Konsequent für ihn wäre, den Weg zur Schule nur für Anlieger wie Anwohner, Lehrer und Erzieher freizugeben. Aus Sicht von Flad, Schaible, Beckereit und Reiser gäbe es eine ganz einfache Lösung: Die Eltern parken am Gemeindezentrum und die Kinder laufen die letzten Meter alleine oder in Begleitung. Das funktioniert aber offensichtlich nicht.

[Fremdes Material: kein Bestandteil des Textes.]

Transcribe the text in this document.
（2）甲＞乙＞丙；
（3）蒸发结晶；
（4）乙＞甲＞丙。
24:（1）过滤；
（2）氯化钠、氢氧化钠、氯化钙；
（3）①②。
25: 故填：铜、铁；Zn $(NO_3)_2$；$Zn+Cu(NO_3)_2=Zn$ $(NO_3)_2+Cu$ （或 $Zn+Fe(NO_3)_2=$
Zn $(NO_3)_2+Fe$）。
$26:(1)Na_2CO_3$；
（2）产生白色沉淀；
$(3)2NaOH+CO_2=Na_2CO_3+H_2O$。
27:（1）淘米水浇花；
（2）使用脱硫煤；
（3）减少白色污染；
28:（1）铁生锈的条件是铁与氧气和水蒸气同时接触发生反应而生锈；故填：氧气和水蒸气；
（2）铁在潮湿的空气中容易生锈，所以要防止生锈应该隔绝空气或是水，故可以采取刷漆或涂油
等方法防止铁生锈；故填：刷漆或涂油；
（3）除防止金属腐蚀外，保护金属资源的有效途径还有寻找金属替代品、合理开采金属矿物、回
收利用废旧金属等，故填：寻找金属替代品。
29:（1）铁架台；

Ampel beim Gemeindezentrum

Deshalb haben Flad und die Verkehrsexperten über alternative Lösungen nachgedacht. Für Schaible ist es ein erster Ansatz, für die Wendeplatte vor dem Kindergarten ein absolutes Halteverbot auszuweisen. Poller auf dem Gehweg könnten verhindern, dass dort gewendet oder gar geparkt wird.

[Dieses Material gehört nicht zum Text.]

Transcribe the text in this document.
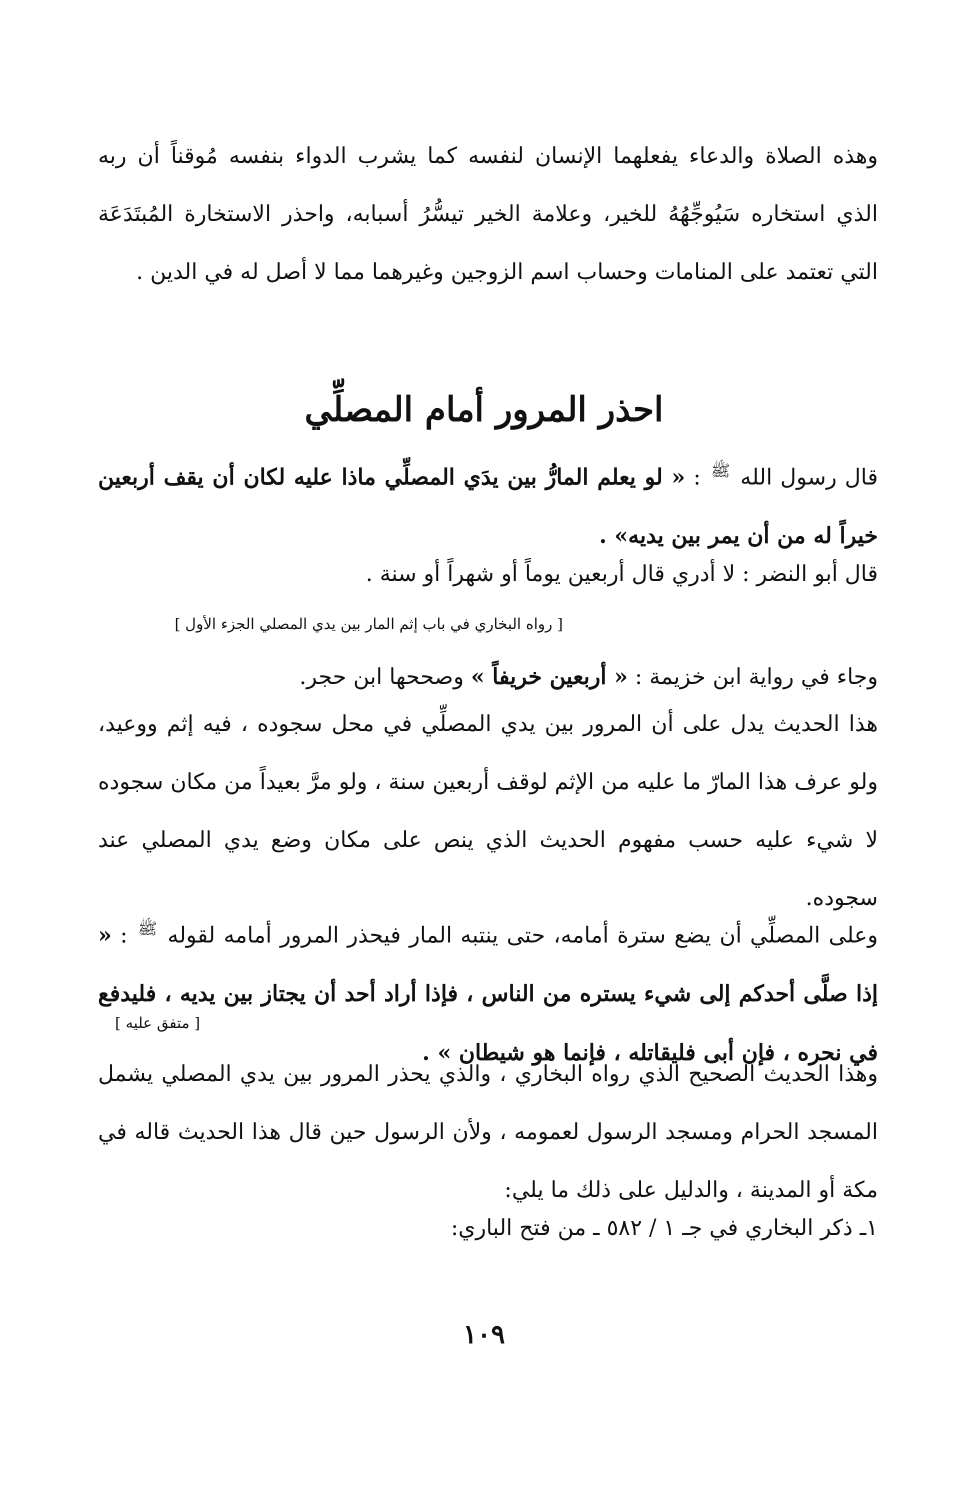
وهذه الصلاة والدعاء يفعلهما الإنسان لنفسه كما يشرب الدواء بنفسه مُوقناً أن ربه الذي استخاره سَيُوجِّهُهُ للخير، وعلامة الخير تيسُّرُ أسبابه، واحذر الاستخارة المُبتَدَعَة التي تعتمد على المنامات وحساب اسم الزوجين وغيرهما مما لا أصل له في الدين .

احذر المرور أمام المصلِّي

قال رسول الله $^ﷺ$ : « لو يعلم المارُّ بين يدَي المصلِّي ماذا عليه لكان أن يقف أربعين خيراً له من أن يمر بين يديه» .

قال أبو النضر : لا أدري قال أربعين يوماً أو شهراً أو سنة .

[ رواه البخاري في باب إثم المار بين يدي المصلي الجزء الأول ]

وجاء في رواية ابن خزيمة : « أربعين خريفاً » وصححها ابن حجر.

هذا الحديث يدل على أن المرور بين يدي المصلِّي في محل سجوده ، فيه إثم ووعيد، ولو عرف هذا المارّ ما عليه من الإثم لوقف أربعين سنة ، ولو مرَّ بعيداً من مكان سجوده لا شيء عليه حسب مفهوم الحديث الذي ينص على مكان وضع يدي المصلي عند سجوده.

وعلى المصلِّي أن يضع سترة أمامه، حتى ينتبه المار فيحذر المرور أمامه لقوله $^ﷺ$ : « إذا صلَّى أحدكم إلى شيء يستره من الناس ، فإذا أراد أحد أن يجتاز بين يديه ، فليدفع في نحره ، فإن أبى فليقاتله ، فإنما هو شيطان » .

[ متفق عليه ]

وهذا الحديث الصحيح الذي رواه البخاري ، والذي يحذر المرور بين يدي المصلي يشمل المسجد الحرام ومسجد الرسول لعمومه ، ولأن الرسول حين قال هذا الحديث قاله في مكة أو المدينة ، والدليل على ذلك ما يلي:

١ـ ذكر البخاري في جـ ١ / ٥٨٢ ـ من فتح الباري:

١٠٩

Flad sagt gegenüber unserer Zeitung, dass er dies noch mit dem Bauhof abklären müsse – gerade im Hinblick auf den Winterdienst. Auch der Weg zur Schule und zum Kindergarten soll sicherer werden. Deshalb hat die Gemeinde, nachdem Verkehrszählungen durchgeführt worden sind, beantragt, am Übergang beim Gemeindezentrum eine sogenannte schlafende Ampel einzurichten.

Diese zeigt Autofahrern erst rot, wenn ein Fußgänger die Schaltung gedrückt hat. Die Ampel wird mit Geldern des Landes finanziert. Dem Vorhaben haben die Gemeinderäte in der vergangenen Sitzung zugestimmt. Ob Kosten auf die Gemeinde zukommen, müsse abgeklärt werden, sagt Flad.

Zusätzlich sollen Schilder im Bereich der Einmündung in den Schulweg darauf hinweisen, dass ein Schulweg kreuzt. Ob die Maßnahmen noch im Winter umgesetzt werden ist fraglich. Flad geht davon aus, dass die nötigen Arbeiten im Frühjahr beginnen werden.